At a press conference on Monday at RIA Novosti, Arkady Dvorkovich, economic advisor to Russian President Dmitry Medvedev gave some insight into Russia’s agenda at this week’s G20 summit in Seoul, South Korea. According to Dvorkovich, Russia shares the International Monetary Fund’s opinion that some countries’ expectations for economic growth in 2011 are overstated. Moreover, the Kremlin supports China and other states in their criticism of the U.S. Federal Reserve System for refusing to coordinate its decisions with other G20 members. A partial return to the gold standard and including the Chinese yuan as a global currency will also be on the summit agenda.
Because of recent decisions by the U.S. Federal Reserve’s Federal Open Market Committee, the G20 summit will focus on the continuation of the “currency wars.” On Nov. 2, the committee decided to purchase a further $600 billion of longer-term treasury securities; this will increase its holding by 20 percent while simultaneously reducing the monthly purchases of securities from projected $100 billion to $75 billion. Under this arrangement, U.S. issuing banks will de-facto buy more securities, while Federal Reserve banks will acquire treasury securities in exchange for $25 billion dollars’ worth of treasury-backed mortgage securities a month. The U.S. national debt monetization program will be completed in June 2011 and could indirectly affect the level of inflation in the U.S. economy.

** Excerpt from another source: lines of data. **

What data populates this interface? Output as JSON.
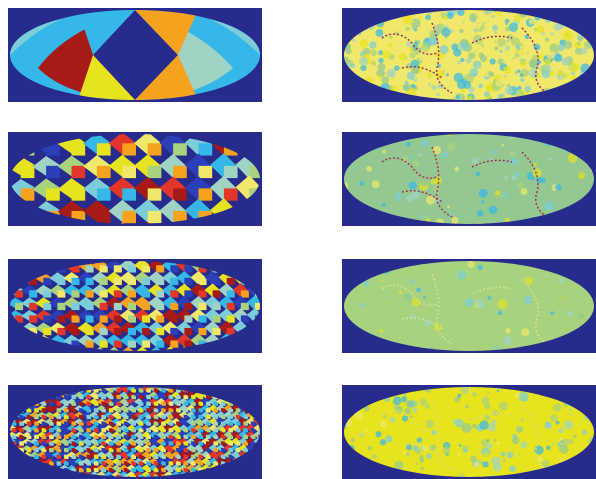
{
  "colors": {
    "background": "#262b8c",
    "ocean_green": "#93c990",
    "pale_green": "#a9d27e",
    "yellow": "#e7e31e",
    "light_yellow": "#f0e86a",
    "sky": "#35b8e8",
    "light_blue": "#7ccdd9",
    "orange": "#f6a21e",
    "dark_red": "#a81a16",
    "red": "#e3362a",
    "blue": "#2a3fb8",
    "teal": "#9fd4c4"
  },
  "panels": [
    {
      "id": "left-1",
      "kind": "tiles",
      "level": 1
    },
    {
      "id": "left-2",
      "kind": "tiles",
      "level": 2
    },
    {
      "id": "left-3",
      "kind": "tiles",
      "level": 3
    },
    {
      "id": "left-4",
      "kind": "tiles",
      "level": 4
    },
    {
      "id": "right-1",
      "kind": "field",
      "level": 1
    },
    {
      "id": "right-2",
      "kind": "field",
      "level": 2
    },
    {
      "id": "right-3",
      "kind": "field",
      "level": 3
    },
    {
      "id": "right-4",
      "kind": "field",
      "level": 4
    }
  ]
}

Dvorkovich said that the Federal Reserve’s decision could result only in Russia receiving an insignificant inflow of capital. In reaction to this move, Russia is insisting that it should be absolutely necessary for G20 member states to inform their counterparts of any such decisions in advance. However, such consultations are technically very complicated: Like most central banks, the U.S. Federal Reserve, is officially independent of the government on such issues.
“We hold any country’s monetary policy to be a matter of sovereign interests, and we would not tolerate any interference in our monetary policy should any attempts be made to do so. I think, nevertheless, that the Russian president will insist on holding preliminary consultations with key players in the global economy before any of such steps are taken,” Dvorkovich said.
Dvorkovich also confirmed that Russia believes the expectations of some G20 countries for economic growth in 2011 and further on are overrated. He said that the IMF has already seen some forecasts falling out of line with the general consensus. Dvorkovich believes that these forecasts are overrated and if they do not come true, it could bring about a new wave of instability in the world financial markets in 2011. “There will be serious talks about it,” he said.
Apart from discussing coordination, Russia is also going to propose an initiative for preventing oil spills in offshore production, Dvorkovich said. He did not, however, explain what is behind the initiative. The Russian Ministry of Natural Resources published an agenda for action at the national level in October, but it did not include any revolutionary plan in this area. Dvorkovich did say, nevertheless, that the energy-related items on the agenda will be more extensive: A proposal will be made for G20 members to discuss “energy subsidies” and “volatility in the energy markets.” This is also part of the macroeconomic agenda. Most analysts believe that the “qualitative easing” policy in the United States in the mid-term will lead to a growth of global investment in the financial sector of the oil market and could cause a new surge in oil prices, which, naturally, Russia does not see negatively.
Another issue on the G20 agenda will be further consultations on the global currency system reforms, which Russia supports. Dvorkovich said that a discussion needs to be had about a new agreement on the world financial market that would replace the Bretton Woods Agreements. In particular, Dvorkovich said that the Russian Federation supports the idea of several world reserve currencies be pinned to each other with floating rates; one of these currencies should be the Chinese yuan.
Moreover, a Russian presidential representative has for the first time officially supported a proposal to talk about returning the world financial system to a partial gold standard. Dvorkovich said that, in his opinion, gold can be used as a “stabilizing asset” for the world’s main reserve currencies. Since 1976 the IMF has operated under the Jamaica Agreement, which provides for relatively free floatation of the world’s reserve currencies and withdrawal of gold as security for the U.S. dollar, the world’s main reserve currency. The Russian Central Bank, together with the Russian Government, holds one of the five largest gold reserves in the world, which it has been increasing even further over the past few months.